Les voyageurs descendent sur le Maroc saharien par Tansida et Tisint. Charles de Foucauld s’arrête à Tisint deux jours seulement ; il y est l’objet de la plus vive curiosité : « Tous les Hadjs, familiers avec les choses et les gens des pays lointains, voulurent me voir. Une fois de plus, je reconnus les excellents effets du pèlerinage (de la Mecque). Pour le seul fait que je venais d’Algérie, où ils avaient été bien reçus, tous me firent le meilleur accueil. Plusieurs, – je le sus depuis, – se doutèrent que j’étais chrétien ; ils n’en dirent mot, comprenant mieux que moi peut-être les dangers où leurs discours pourraient me jeter. »
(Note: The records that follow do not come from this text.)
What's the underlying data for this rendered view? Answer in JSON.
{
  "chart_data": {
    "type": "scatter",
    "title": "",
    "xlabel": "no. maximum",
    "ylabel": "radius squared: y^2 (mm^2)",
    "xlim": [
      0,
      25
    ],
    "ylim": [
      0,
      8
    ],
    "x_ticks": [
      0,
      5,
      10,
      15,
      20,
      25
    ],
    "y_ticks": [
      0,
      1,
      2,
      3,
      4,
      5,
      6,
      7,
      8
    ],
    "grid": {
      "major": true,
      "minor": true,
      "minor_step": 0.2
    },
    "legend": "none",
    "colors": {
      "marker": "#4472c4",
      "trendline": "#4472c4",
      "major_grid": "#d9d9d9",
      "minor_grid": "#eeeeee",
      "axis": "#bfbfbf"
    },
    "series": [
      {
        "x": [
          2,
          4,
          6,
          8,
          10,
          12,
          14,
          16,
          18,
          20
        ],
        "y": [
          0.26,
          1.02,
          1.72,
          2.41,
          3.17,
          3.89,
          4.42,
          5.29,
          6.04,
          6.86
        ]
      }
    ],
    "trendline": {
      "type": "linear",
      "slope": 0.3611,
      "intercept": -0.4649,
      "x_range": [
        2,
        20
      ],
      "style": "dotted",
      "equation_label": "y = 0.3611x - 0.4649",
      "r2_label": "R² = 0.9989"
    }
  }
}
Au retour de deux explorations encore plus méridionales, à Mader et à Aqqa, Foucauld forme le projet de regagner l’Algérie en traversant, à rebours, ce Rif dont l’accès par l’Ouest lui a été, au départ, interdit. Il lui faut, pour cela, chercher la protection d’un personnage de marque, Sidi Abd Allah, à Mrimima. Mais là, le bruit se répand que l’étranger est riche. Deux bandés de pillards s’embusquent dans la montagne. Le Hadj lui donne une escorte qui lui permet de revenir à Tisint.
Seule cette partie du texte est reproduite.